00:33:33.940 | ESG funds were about the same level of correlation
00:33:37.060 | with underlying price of oil.
00:33:39.700 | - Correlated with the price of oil.
00:33:41.180 | So if the price of oil goes up,
00:33:42.740 | everybody's looking at alternative energies, right?
00:33:45.100 | So maybe some of these funds
00:33:47.700 | that specialize in that do better.
00:33:50.420 | - Yeah, yeah.
00:33:51.260 | So we found the S&P had a correlation of 0.22
00:33:55.020 | with a change in oil prices and ESG funds on average 0.23.
00:33:59.500 | Little bit higher correlation to oil.
00:34:01.980 | - Interesting.
00:34:03.980 | All right, we're gonna get into the last one
00:34:05.300 | about active management
00:34:06.980 | and it's the one on everybody's mind
00:34:09.060 | or I should say on everybody's computer.
00:34:11.420 | And that is AI, artificial intelligence.
00:34:15.820 | Is this the new active management?
00:34:17.820 | Is there hope for buying a fund that employs AI
00:34:22.820 | and this will outperform?
00:34:26.300 | Is this it?
00:34:28.100 | - We did a deep dive.
00:34:29.220 | We got access to one particular AI fund.
00:34:32.940 | Even the person that was running it
00:34:34.220 | couldn't explain kind of just said it's a black box
00:34:37.140 | and it's trained on this past data
00:34:39.140 | and I don't know what it's doing.

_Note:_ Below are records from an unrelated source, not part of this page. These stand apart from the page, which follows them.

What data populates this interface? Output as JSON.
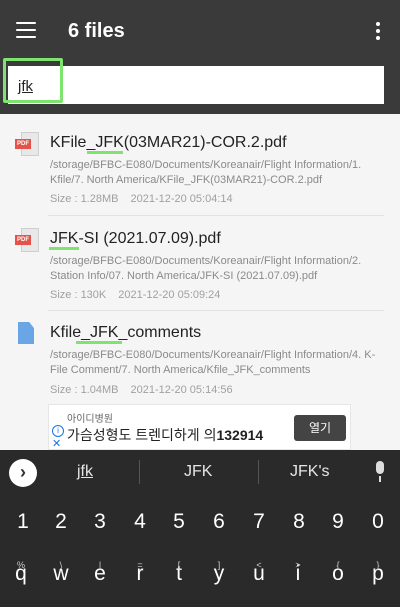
{
  "appbar": {
    "title": "6 files",
    "menu_icon": "menu-icon",
    "more_icon": "more-vert-icon"
  },
  "search": {
    "value": "jfk"
  },
  "files": [
    {
      "name": "KFile_JFK(03MAR21)-COR.2.pdf",
      "icon": "pdf-file-icon",
      "path": "/storage/BFBC-E080/Documents/Koreanair/Flight Information/1. Kfile/7. North America/KFile_JFK(03MAR21)-COR.2.pdf",
      "size": "Size : 1.28MB",
      "date": "2021-12-20 05:04:14"
    },
    {
      "name": "JFK-SI (2021.07.09).pdf",
      "icon": "pdf-file-icon",
      "path": "/storage/BFBC-E080/Documents/Koreanair/Flight Information/2. Station Info/07. North America/JFK-SI (2021.07.09).pdf",
      "size": "Size : 130K",
      "date": "2021-12-20 05:09:24"
    },
    {
      "name": "Kfile_JFK_comments",
      "icon": "document-file-icon",
      "path": "/storage/BFBC-E080/Documents/Koreanair/Flight Information/4. K-File Comment/7. North America/Kfile_JFK_comments",
      "size": "Size : 1.04MB",
      "date": "2021-12-20 05:14:56"
    }
  ],
  "ad": {
    "brand": "아이디병원",
    "text": "가슴성형도 트렌디하게 의",
    "number": "132914",
    "button": "열기",
    "info": "i",
    "close": "✕"
  },
  "keyboard": {
    "chevron": "›",
    "suggestions": [
      "jfk",
      "JFK",
      "JFK's"
    ],
    "numbers": [
      "1",
      "2",
      "3",
      "4",
      "5",
      "6",
      "7",
      "8",
      "9",
      "0"
    ],
    "letters": [
      {
        "k": "q",
        "s": "%"
      },
      {
        "k": "w",
        "s": "\\"
      },
      {
        "k": "e",
        "s": "|"
      },
      {
        "k": "r",
        "s": "="
      },
      {
        "k": "t",
        "s": "["
      },
      {
        "k": "y",
        "s": "]"
      },
      {
        "k": "u",
        "s": "<"
      },
      {
        "k": "i",
        "s": ">"
      },
      {
        "k": "o",
        "s": "{"
      },
      {
        "k": "p",
        "s": "}"
      }
    ],
    "mic_icon": "microphone-icon"
  },
  "colors": {
    "appbar": "#3a3a3a",
    "highlight": "#7ee36f",
    "pdf_red": "#e4534a",
    "doc_blue": "#6aa6e6",
    "keyboard": "#2a2a2a"
  }
}
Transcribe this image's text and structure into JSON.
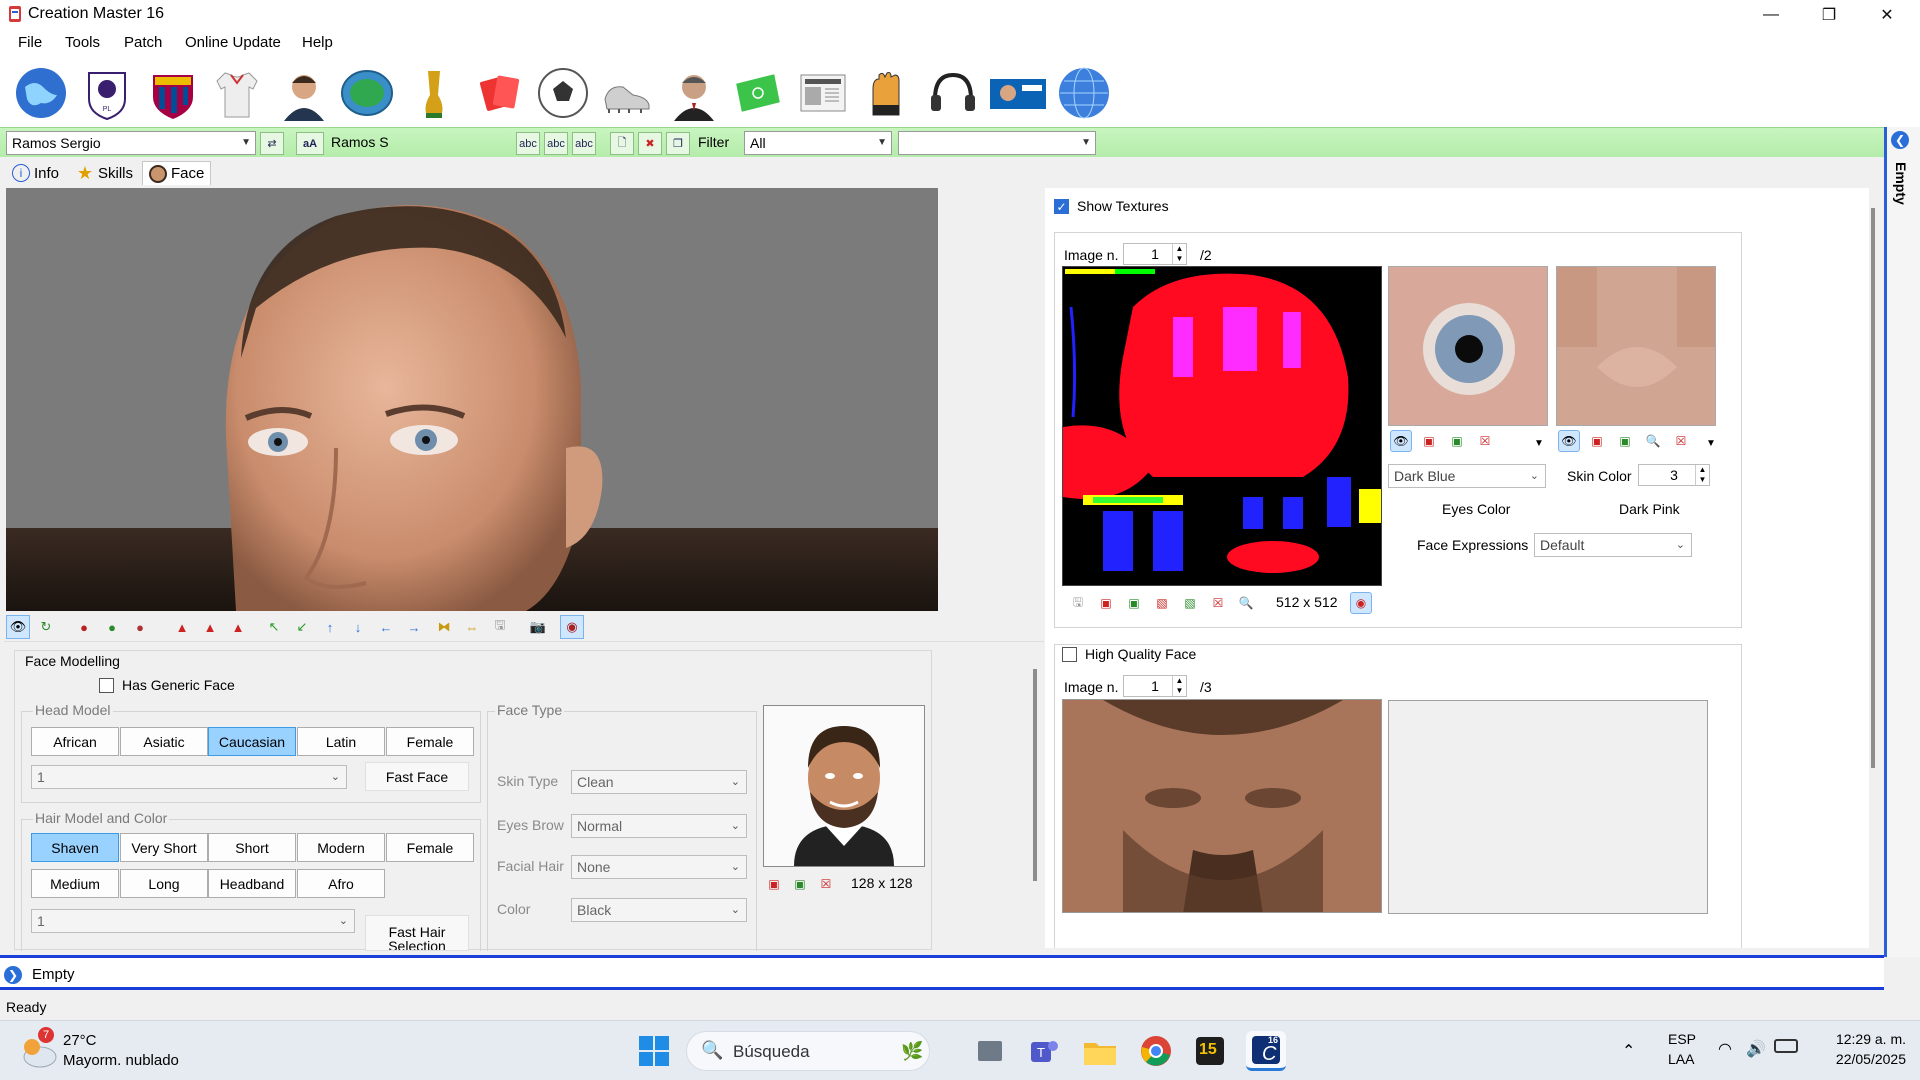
{
  "window": {
    "title": "Creation Master 16"
  },
  "menu": [
    "File",
    "Tools",
    "Patch",
    "Online Update",
    "Help"
  ],
  "toolbar_icons": [
    "world-globe-icon",
    "premier-league-icon",
    "fcb-badge-icon",
    "jersey-icon",
    "player-portrait-icon",
    "stadium-icon",
    "trophy-icon",
    "referee-card-icon",
    "ball-icon",
    "boots-icon",
    "manager-portrait-icon",
    "pitch-icon",
    "newspaper-icon",
    "goalkeeper-gloves-icon",
    "headphones-icon",
    "fifa-cover-icon",
    "update-globe-icon"
  ],
  "playerbar": {
    "player": "Ramos Sergio",
    "short_name": "Ramos S",
    "short_name_icon": "aA",
    "filter_label": "Filter",
    "filter_value": "All",
    "filter2_value": ""
  },
  "tabs": [
    "Info",
    "Skills",
    "Face"
  ],
  "dock_right_label": "Empty",
  "face_modelling": {
    "title": "Face Modelling",
    "has_generic_face": "Has Generic Face",
    "head_model_title": "Head Model",
    "head_models": [
      "African",
      "Asiatic",
      "Caucasian",
      "Latin",
      "Female"
    ],
    "head_selected": "Caucasian",
    "head_combo": "1",
    "fast_face": "Fast Face",
    "hair_title": "Hair Model and Color",
    "hair_models_row1": [
      "Shaven",
      "Very Short",
      "Short",
      "Modern",
      "Female"
    ],
    "hair_models_row2": [
      "Medium",
      "Long",
      "Headband",
      "Afro"
    ],
    "hair_selected": "Shaven",
    "hair_combo": "1",
    "fast_hair": "Fast Hair Selection"
  },
  "face_type": {
    "title": "Face Type",
    "skin_type_label": "Skin Type",
    "skin_type": "Clean",
    "eyebrow_label": "Eyes Brow",
    "eyebrow": "Normal",
    "facial_hair_label": "Facial Hair",
    "facial_hair": "None",
    "color_label": "Color",
    "color": "Black"
  },
  "photo": {
    "size": "128 x 128"
  },
  "textures": {
    "show_textures": "Show Textures",
    "image_label": "Image n.",
    "image_n": "1",
    "image_total": "/2",
    "size": "512 x 512",
    "eyes_color_value": "Dark Blue",
    "eyes_color_label": "Eyes Color",
    "skin_color_label": "Skin Color",
    "skin_color_value": "3",
    "skin_color_name": "Dark Pink",
    "face_expr_label": "Face Expressions",
    "face_expr_value": "Default"
  },
  "hq_face": {
    "label": "High Quality Face",
    "image_label": "Image n.",
    "image_n": "1",
    "image_total": "/3"
  },
  "bottom_dock": "Empty",
  "status": "Ready",
  "taskbar": {
    "weather_temp": "27°C",
    "weather_desc": "Mayorm. nublado",
    "weather_badge": "7",
    "search": "Búsqueda",
    "lang1": "ESP",
    "lang2": "LAA",
    "time": "12:29 a. m.",
    "date": "22/05/2025",
    "app_badge": "15",
    "cm_badge": "16"
  },
  "colors": {
    "green_bar": "#c8f5bf",
    "selected": "#99d1ff",
    "dock_blue": "#1a3fd8"
  }
}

00:34:40.780 | And it would try and predict
00:34:42.020 | and move in and out of the market.
00:34:43.940 | And this particular one actually did an okay job.
00:34:47.300 | It had much higher risk.
00:34:49.620 | Sharp ratio was pretty comparable
00:34:51.740 | but it was moving in and out on a daily basis.
00:34:54.700 | We're trying to figure out what is going on
00:34:56.620 | inside this black box
00:34:57.740 | that's making it sell out on these days.
00:35:00.140 | And we got some insight, but we couldn't totally get it.
00:35:03.180 | - Well, you're not supposed to be smarter than humans.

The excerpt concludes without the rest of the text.